The euro, at $1.3737, was at its highest level since late October versus the dollar and a five-year high of 142.19 yen as anticipation of further moves from Tokyo to boost growth kept the Japanese currency on the back foot.
"It is hard to say the euro will weaken unless the ECB does something," said Laurent Fransolet, an interest rate strategist at Barclays in London.
"The bar for them (to carry out quantitative easing or other types of aggressive easing measures) is quite a bit higher compared to the Fed or Bank of England."
Last week after the ECB kept rates on hold, the bank's head Mario Draghi said he was satisfied with goings-on in the money market and on Monday, one of the bank's other top policymakers Yves Mersch stressed the hurdles to further aggressive easing measures.
One factor that has been driving the euro higher is that, in sharp contrast to the Fed, the ECB's balance sheet has shrunk 8 percent this year as banks have started paying back the 1 trillion euros they took at the peak of the euro crisis.
The amount of excess ECB cash that has long kept bank-to-bank borrowing rates pinned down is now at its lowest level since late 2011.
Analysts will be watching closely to see exactly how tight things have got later when the ECB attempts to get banks to park cash with it to offset its controversial sovereign bond purchases of the past.
Benchmark U.S. Treasury yields were steady at 2.8243 in early European trade and Wall Street was expected to inch higher when it resumes later after the S&P 500 drifted to another record high on Monday.
In Asia, MSCI's broadest index of Asia-Pacific shares outside Japan dipped 0.1 percent, though the session's moves were small as trading was cautious before next week's U.S. Federal Reserve meeting.
The Nikkei stock average gave up 0.3 percent, pulling back from a one-week high as investors booked gains before the year-end, though Japan's benchmark was still on track for its best yearly performance since 1972.
A spate of data released by China late in the session reassured investors worried that the world's second-largest economy might be slowing. Industrial output was slightly shy of market expectations, but retail sales cheered.
"It's hard to see this causing any anxiety to the authorities or causing them to see the need for policy change," Tim Condon, economist at ING in Singapore, said about the Chinese data.
Signs of improvement in the global economy have provided fitful support to riskier assets in recent weeks as markets have been buffeted by uncertainty over the Fed's tapering timeline.

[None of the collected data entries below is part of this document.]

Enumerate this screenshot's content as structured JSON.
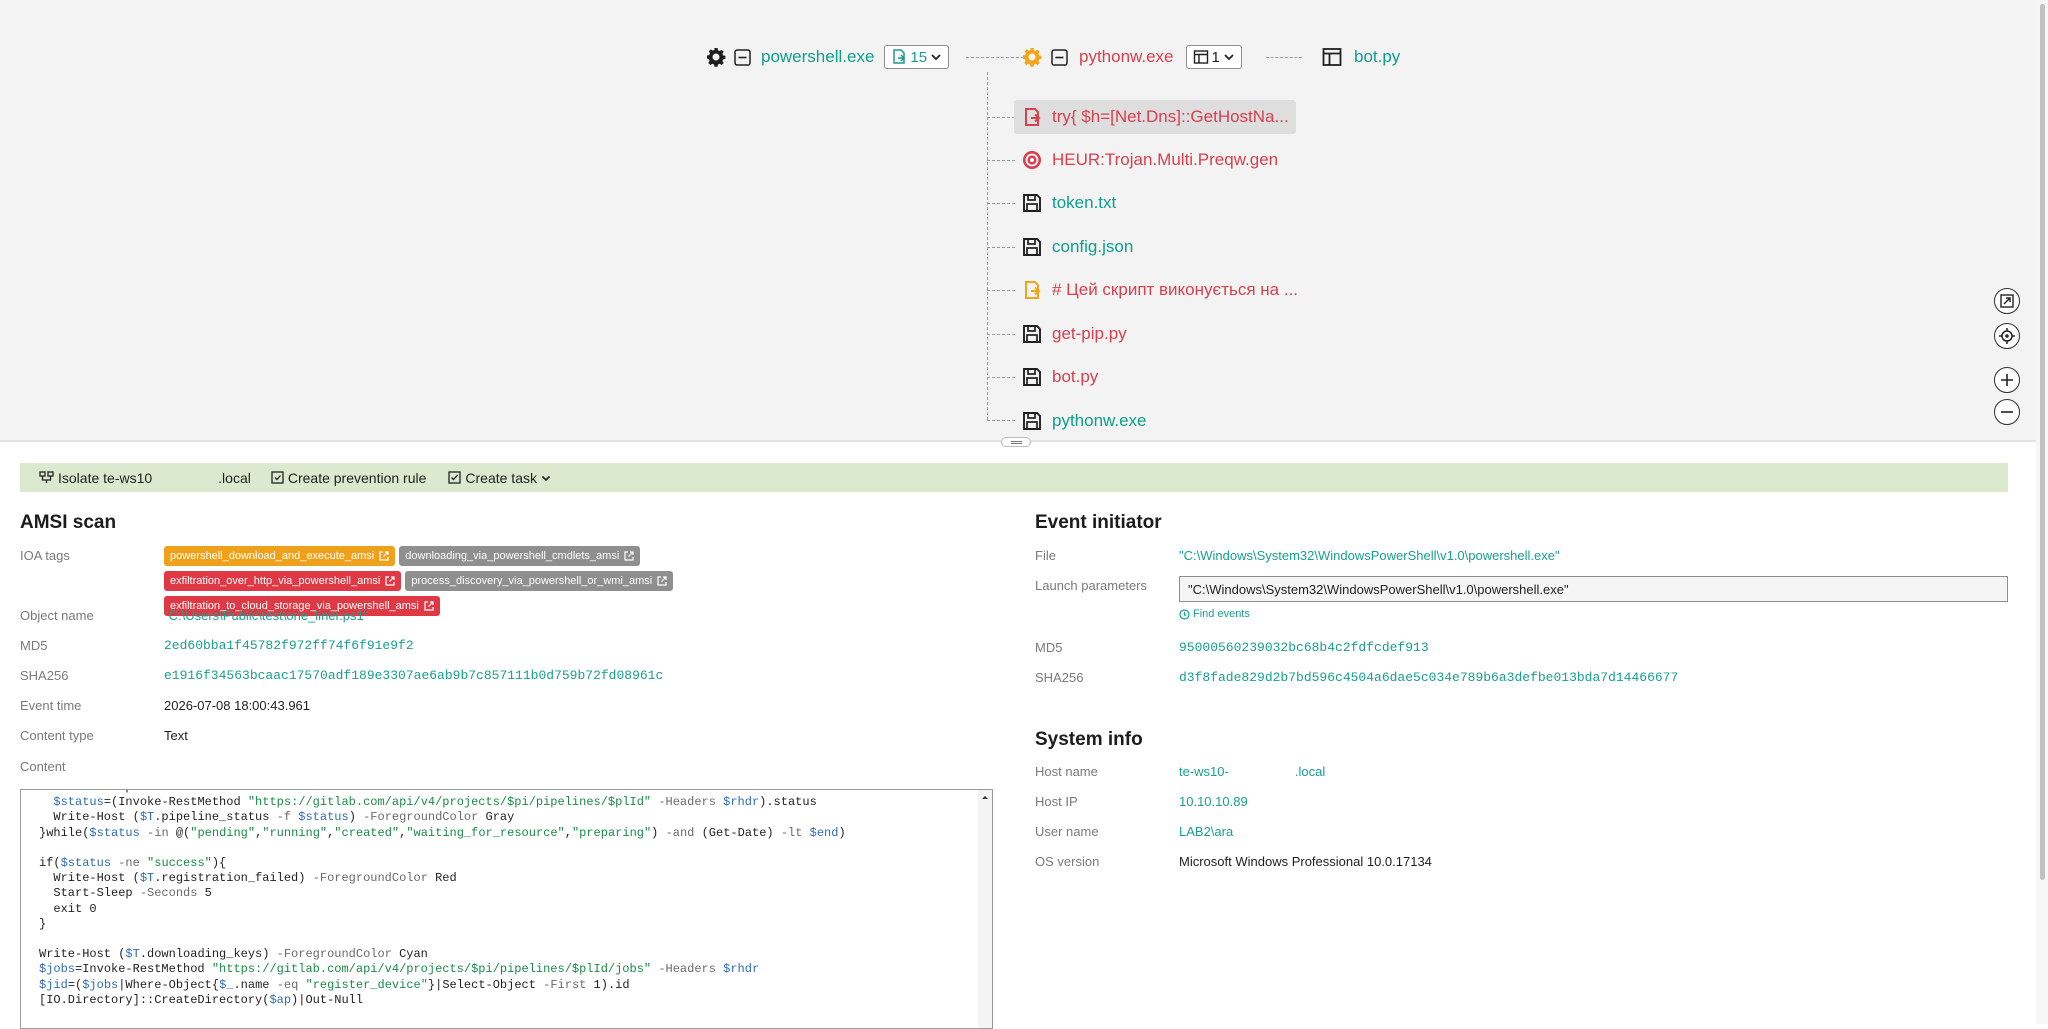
{
  "graph": {
    "root": {
      "label": "powershell.exe",
      "count": "15"
    },
    "parent": {
      "label": "pythonw.exe",
      "count": "1"
    },
    "child_top": {
      "label": "bot.py"
    },
    "children": [
      {
        "label": "try{ $h=[Net.Dns]::GetHostNa...",
        "icon": "script-red-icon"
      },
      {
        "label": "HEUR:Trojan.Multi.Preqw.gen",
        "icon": "detection-icon"
      },
      {
        "label": "token.txt",
        "icon": "file-save-icon"
      },
      {
        "label": "config.json",
        "icon": "file-save-icon"
      },
      {
        "label": "# Цей скрипт виконується на ...",
        "icon": "script-orange-icon"
      },
      {
        "label": "get-pip.py",
        "icon": "file-save-icon"
      },
      {
        "label": "bot.py",
        "icon": "file-save-icon"
      },
      {
        "label": "pythonw.exe",
        "icon": "file-save-icon"
      }
    ]
  },
  "actions": {
    "isolate": "Isolate te-ws10",
    "domain_suffix": ".local",
    "prevention": "Create prevention rule",
    "task": "Create task"
  },
  "amsi": {
    "title": "AMSI scan",
    "ioa_label": "IOA tags",
    "tags": [
      {
        "text": "powershell_download_and_execute_amsi",
        "color": "orange"
      },
      {
        "text": "downloading_via_powershell_cmdlets_amsi",
        "color": "gray"
      },
      {
        "text": "exfiltration_over_http_via_powershell_amsi",
        "color": "red"
      },
      {
        "text": "process_discovery_via_powershell_or_wmi_amsi",
        "color": "gray"
      },
      {
        "text": "exfiltration_to_cloud_storage_via_powershell_amsi",
        "color": "red"
      }
    ],
    "object_name_label": "Object name",
    "object_name": "\"C:\\Users\\Public\\test\\one_liner.ps1\"",
    "md5_label": "MD5",
    "md5": "2ed60bba1f45782f972ff74f6f91e9f2",
    "sha256_label": "SHA256",
    "sha256": "e1916f34563bcaac17570adf189e3307ae6ab9b7c857111b0d759b72fd08961c",
    "event_time_label": "Event time",
    "event_time": "2026-07-08 18:00:43.961",
    "content_type_label": "Content type",
    "content_type": "Text",
    "content_label": "Content"
  },
  "initiator": {
    "title": "Event initiator",
    "file_label": "File",
    "file": "\"C:\\Windows\\System32\\WindowsPowerShell\\v1.0\\powershell.exe\"",
    "launch_label": "Launch parameters",
    "launch": "\"C:\\Windows\\System32\\WindowsPowerShell\\v1.0\\powershell.exe\"",
    "find_events": "Find events",
    "md5_label": "MD5",
    "md5": "95000560239032bc68b4c2fdfcdef913",
    "sha256_label": "SHA256",
    "sha256": "d3f8fade829d2b7bd596c4504a6dae5c034e789b6a3defbe013bda7d14466677"
  },
  "system": {
    "title": "System info",
    "host_label": "Host name",
    "host": "te-ws10-",
    "host_suffix": ".local",
    "ip_label": "Host IP",
    "ip": "10.10.10.89",
    "user_label": "User name",
    "user": "LAB2\\ara",
    "os_label": "OS version",
    "os": "Microsoft Windows Professional 10.0.17134"
  },
  "colors": {
    "teal": "#0e9f8b",
    "red": "#d6404f",
    "orange": "#f2a516",
    "action_bar": "#dbe9cf"
  }
}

A Reuters poll showed on Monday showed it was still expected to start the process in March, but some economists now say that it might do so as early as this month.
Several Fed officials also lent credence to the idea that a tentative reduction was on the near-term horizon on Monday.
St. Louis Fed President James Bullard said the bank could slightly reduce its monthly bond purchases this month, while Dallas Federal Reserve Bank President Richard Fisher also said tapering should start next week.
On the commodities front, Brent oil was back up to $110 a barrel though U.S. crude edged up to $97.79 per barrel on expectations of a second weekly drop in U.S. crude inventories.
Spot gold hovered to $1,240 an ounce, after gaining over the last two sessions on short-covering, technical selling and some fund-buying.
Copper was steady at $7,137.25 a tonne, near a one-month high as steady consumer buying from China put a floor under prices.